Let pn be a list of all possible letter combinations of a given number string s up to the nth digit.
Then, the following algorithm will generate pn+1:
digit = s[n+1];
foreach(letter l that digit maps to)
{
foreach(entry e in p(n))
{
newEntry = append l to e;
add newEntry to p(n+1);
}
}
The first iteration is somewhat of a special case, since p-1 is undefined. You can simply initialize p0 as the list of all possible characters for the first character.
So, your 051 example:
Iteration 0:
p(0) = {N}
Iteration 1:
digit = 5
foreach({V, F})
{
foreach(p(0) = {N})
{
newEntry = N + V or N + F
p(1) = {NV, NF}
}
}
Iteration 2:
digit = 1
foreach({L})
{
foreach(p(1) = {NV, NF})
{
newEntry = NV + L or NF + L
p(2) = {NVL, NFL}
}
}
The form you want is probably something like:
function combinations( $str ){
$l = len( $str );
$results = array( );
if ($l == 0) { return $results; }
if ($l == 1)
{
foreach( $codes[ $str[0] ] as $code )
{
$results[] = $code;
}
return $results;
}
$cur = $str[0];
$combs = combinations( substr( $str, 1, $l ) );
foreach ($codes[ $cur ] as $code)
{
foreach ($combs as $comb)
{
$results[] = $code.$comb;
}
}
return $results;}
This is ugly, pidgin-php so please verify it first. The basic idea is to generate every combination of the string from [1..n] and then prepend to the front of all those combinations each possible code for str[0]. Bear in mind that in the worst case this will have performance exponential in the length of your string, because that much ambiguity is actually present in your coding scheme.

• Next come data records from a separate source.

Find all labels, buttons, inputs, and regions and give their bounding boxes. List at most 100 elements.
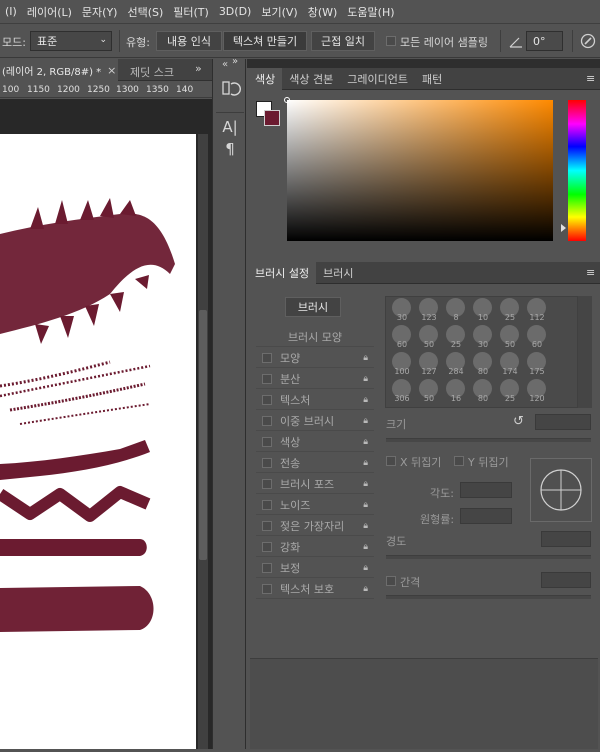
lock-icon[interactable]: 🔒︎ [363,479,368,489]
panel-menu-icon[interactable]: ≡ [586,72,595,85]
checkbox[interactable] [262,457,272,468]
checkbox[interactable] [262,520,272,531]
scrollbar-thumb[interactable] [199,310,207,560]
spacing-checkbox[interactable] [386,576,396,586]
character-icon[interactable]: A| [216,117,244,137]
color-picker-marker[interactable] [284,97,290,103]
brush-item[interactable]: 텍스처 🔒︎ [256,390,374,410]
sample-all-layers-checkbox[interactable] [386,36,396,46]
angle-input[interactable]: 0° [526,31,563,51]
size-input[interactable] [535,414,591,430]
menu-layer[interactable]: 레이어(L) [22,4,77,20]
panel-header-bar [247,59,600,68]
tab-brush-settings[interactable]: 브러시 설정 [248,262,317,284]
double-chevron-right-icon[interactable]: » [232,56,238,67]
lock-icon[interactable]: 🔒︎ [363,521,368,531]
color-field[interactable] [287,100,553,241]
background-swatch[interactable] [264,110,280,126]
brush-item[interactable]: 노이즈 🔒︎ [256,495,374,515]
pressure-icon[interactable] [580,33,596,49]
checkbox[interactable] [262,352,272,363]
brush-item[interactable]: 분산 🔒︎ [256,369,374,389]
flip-y-checkbox[interactable] [454,456,464,466]
hardness-slider[interactable] [386,555,591,559]
menu-window[interactable]: 창(W) [303,4,343,20]
flip-x-checkbox[interactable] [386,456,396,466]
lock-icon[interactable]: 🔒︎ [363,563,368,573]
document-tab-2[interactable]: 제딧 스크 [130,64,174,80]
lock-icon[interactable]: 🔒︎ [363,416,368,426]
checkbox[interactable] [262,436,272,447]
tab-brushes[interactable]: 브러시 [316,262,360,284]
flip-x-label: X 뒤집기 [400,456,442,469]
menu-filter[interactable]: 필터(T) [168,4,214,20]
hue-slider[interactable] [568,100,586,241]
brush-tip-size: 50 [504,340,516,349]
brush-item[interactable]: 보정 🔒︎ [256,558,374,578]
document-tab-active[interactable]: (레이어 2, RGB/8#) * × [0,59,118,81]
brush-item[interactable]: 이중 브러시 🔒︎ [256,411,374,431]
menu-image[interactable]: (I) [0,5,22,18]
checkbox[interactable] [262,373,272,384]
panel-menu-icon[interactable]: ≡ [586,266,595,279]
content-aware-button[interactable]: 내용 인식 [156,31,222,51]
hardness-input[interactable] [541,531,591,547]
checkbox[interactable] [262,583,272,594]
tab-pattern[interactable]: 패턴 [415,68,449,90]
double-chevron-left-icon[interactable]: « [222,59,228,70]
proximity-match-button[interactable]: 근접 일치 [311,31,375,51]
paragraph-icon[interactable]: ¶ [216,139,244,159]
brushes-button[interactable]: 브러시 [285,297,341,317]
checkbox[interactable] [262,394,272,405]
menu-type[interactable]: 문자(Y) [77,4,123,20]
checkbox[interactable] [262,541,272,552]
close-icon[interactable]: × [107,64,116,77]
create-texture-button[interactable]: 텍스쳐 만들기 [223,31,307,51]
menu-3d[interactable]: 3D(D) [214,5,257,18]
brush-item-tip-shape[interactable]: 브러시 모양 [256,327,374,347]
brush-item[interactable]: 전송 🔒︎ [256,453,374,473]
checkbox[interactable] [262,478,272,489]
brush-item[interactable]: 색상 🔒︎ [256,432,374,452]
spacing-input[interactable] [541,572,591,588]
canvas[interactable] [0,134,196,749]
checkbox[interactable] [262,415,272,426]
brush-tip-size: 120 [529,394,545,403]
tab-color[interactable]: 색상 [248,68,283,90]
menu-view[interactable]: 보기(V) [256,4,302,20]
roundness-input[interactable] [460,508,512,524]
brush-angle-input[interactable] [460,482,512,498]
checkbox[interactable] [262,562,272,573]
divider [119,30,120,52]
chevron-down-icon: ⌄ [99,35,107,45]
checkbox[interactable] [262,499,272,510]
reset-icon[interactable]: ↺ [513,414,524,429]
lock-icon[interactable]: 🔒︎ [363,542,368,552]
brush-tip-scrollbar[interactable] [578,296,592,408]
menu-select[interactable]: 선택(S) [122,4,168,20]
lock-icon[interactable]: 🔒︎ [363,374,368,384]
double-chevron-right-icon[interactable]: » [195,62,202,75]
brush-item[interactable]: 텍스처 보호 🔒︎ [256,579,374,599]
lock-icon[interactable]: 🔒︎ [363,500,368,510]
lock-icon[interactable]: 🔒︎ [363,584,368,594]
spacing-slider[interactable] [386,595,591,599]
brush-item[interactable]: 강화 🔒︎ [256,537,374,557]
mode-select[interactable]: 표준 ⌄ [30,31,112,51]
lock-icon[interactable]: 🔒︎ [363,458,368,468]
brush-item[interactable]: 모양 🔒︎ [256,348,374,368]
brush-item[interactable]: 젖은 가장자리 🔒︎ [256,516,374,536]
brush-item[interactable]: 브러시 포즈 🔒︎ [256,474,374,494]
menu-help[interactable]: 도움말(H) [342,4,399,20]
size-slider[interactable] [386,438,591,442]
history-icon[interactable] [216,75,244,103]
lock-icon[interactable]: 🔒︎ [363,353,368,363]
lock-icon[interactable]: 🔒︎ [363,437,368,447]
hue-slider-handle[interactable] [561,224,566,232]
tab-swatches[interactable]: 색상 견본 [282,68,340,90]
brush-angle-preview[interactable] [530,458,592,522]
panel-dock-strip: « A| ¶ [212,59,246,749]
lock-icon[interactable]: 🔒︎ [363,395,368,405]
tab-gradient[interactable]: 그레이디언트 [340,68,415,90]
brush-tip-size: 10 [477,313,489,322]
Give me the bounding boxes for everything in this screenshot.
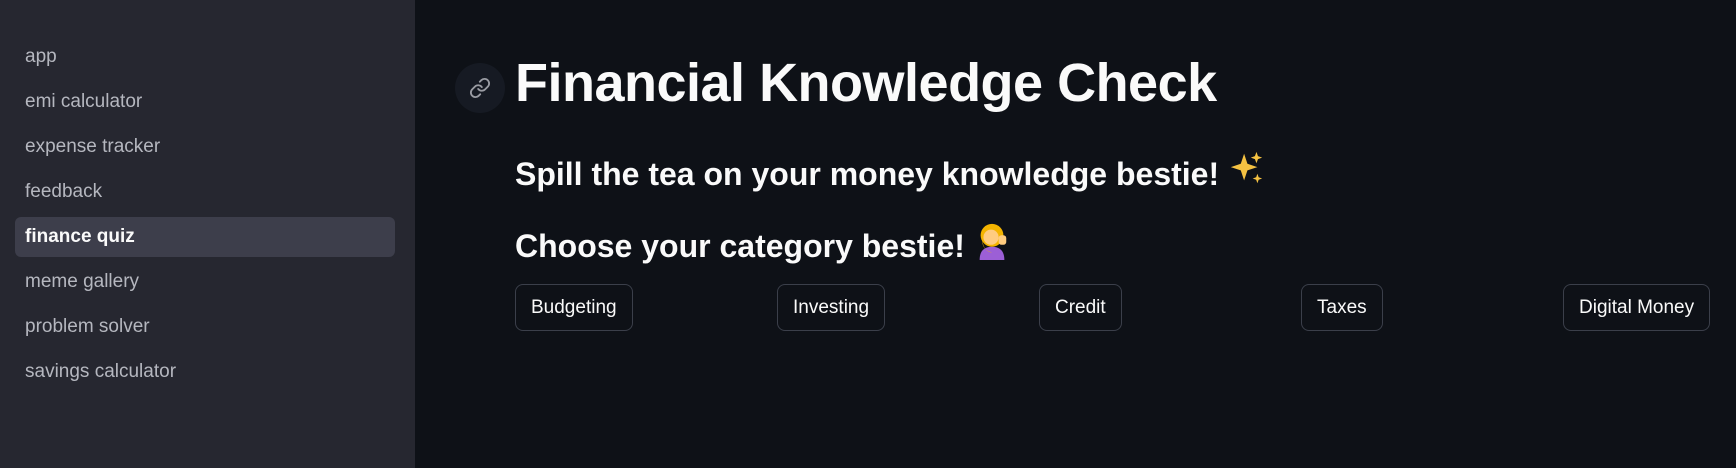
category-heading: Choose your category bestie! <box>515 222 1011 268</box>
sidebar-item-app[interactable]: app <box>15 37 395 77</box>
app-root: app emi calculator expense tracker feedb… <box>0 0 1736 468</box>
page-subtitle: Spill the tea on your money knowledge be… <box>515 150 1265 196</box>
sidebar-item-savings-calculator[interactable]: savings calculator <box>15 352 395 392</box>
sidebar-item-feedback[interactable]: feedback <box>15 172 395 212</box>
category-button-investing[interactable]: Investing <box>777 284 886 331</box>
main-content: Financial Knowledge Check Spill the tea … <box>415 0 1736 468</box>
sparkles-icon <box>1227 150 1265 196</box>
tipping-hand-woman-icon <box>973 222 1011 268</box>
header-anchor-link[interactable] <box>455 63 505 113</box>
category-heading-text: Choose your category bestie! <box>515 228 965 264</box>
sidebar-item-expense-tracker[interactable]: expense tracker <box>15 127 395 167</box>
page-title: Financial Knowledge Check <box>515 53 1217 113</box>
sidebar-item-problem-solver[interactable]: problem solver <box>15 307 395 347</box>
category-button-budgeting[interactable]: Budgeting <box>515 284 633 331</box>
link-icon <box>469 77 491 99</box>
category-button-digital-money[interactable]: Digital Money <box>1563 284 1711 331</box>
category-button-credit[interactable]: Credit <box>1039 284 1122 331</box>
sidebar-item-emi-calculator[interactable]: emi calculator <box>15 82 395 122</box>
subtitle-text: Spill the tea on your money knowledge be… <box>515 156 1220 192</box>
sidebar-item-finance-quiz[interactable]: finance quiz <box>15 217 395 257</box>
sidebar-item-meme-gallery[interactable]: meme gallery <box>15 262 395 302</box>
sidebar: app emi calculator expense tracker feedb… <box>0 0 415 468</box>
category-button-taxes[interactable]: Taxes <box>1301 284 1383 331</box>
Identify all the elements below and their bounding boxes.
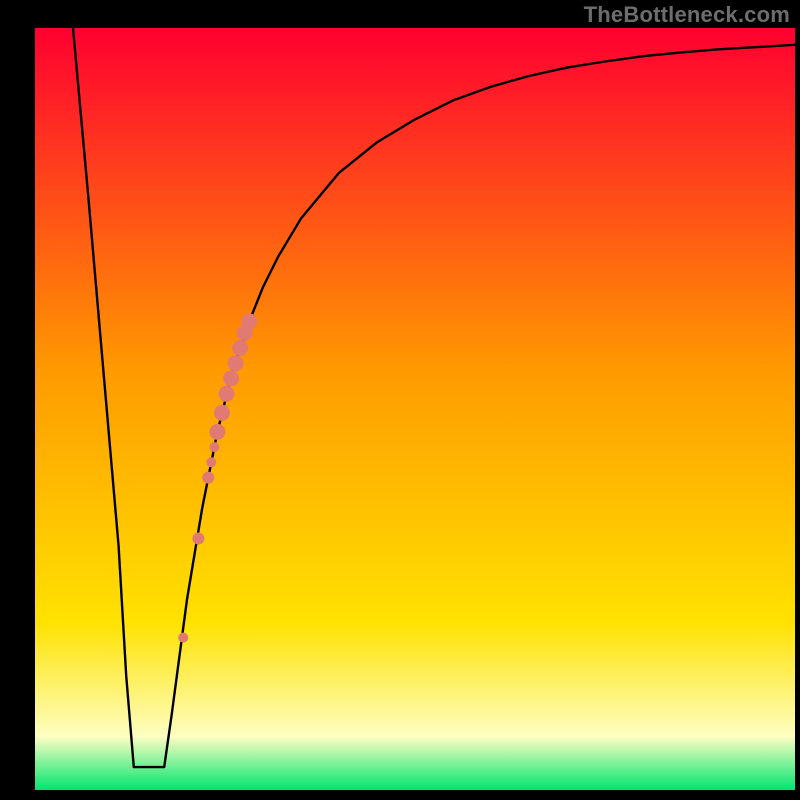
bottleneck-chart: [0, 0, 800, 800]
marker-dot: [219, 386, 235, 402]
marker-dot: [209, 442, 219, 452]
marker-dot: [178, 633, 188, 643]
marker-dot: [228, 355, 244, 371]
marker-dot: [206, 457, 216, 467]
marker-dot: [223, 371, 239, 387]
plot-background: [35, 28, 795, 790]
marker-dot: [214, 405, 230, 421]
marker-dot: [241, 313, 257, 329]
chart-frame: TheBottleneck.com: [0, 0, 800, 800]
marker-dot: [202, 472, 214, 484]
watermark-text: TheBottleneck.com: [584, 2, 790, 28]
marker-dot: [209, 424, 225, 440]
marker-dot: [232, 340, 248, 356]
marker-dot: [192, 533, 204, 545]
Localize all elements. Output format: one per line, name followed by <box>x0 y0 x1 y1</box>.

The trick is not only to generate all possible letter combinations that match a given number, but to select the letter sequence that is most easy to remember. A suggestion would be to run the soundex algorithm on each of the sequence and try to match against an English language dictionary such as Wordnet to find the most 'real-word-sounding' sequences.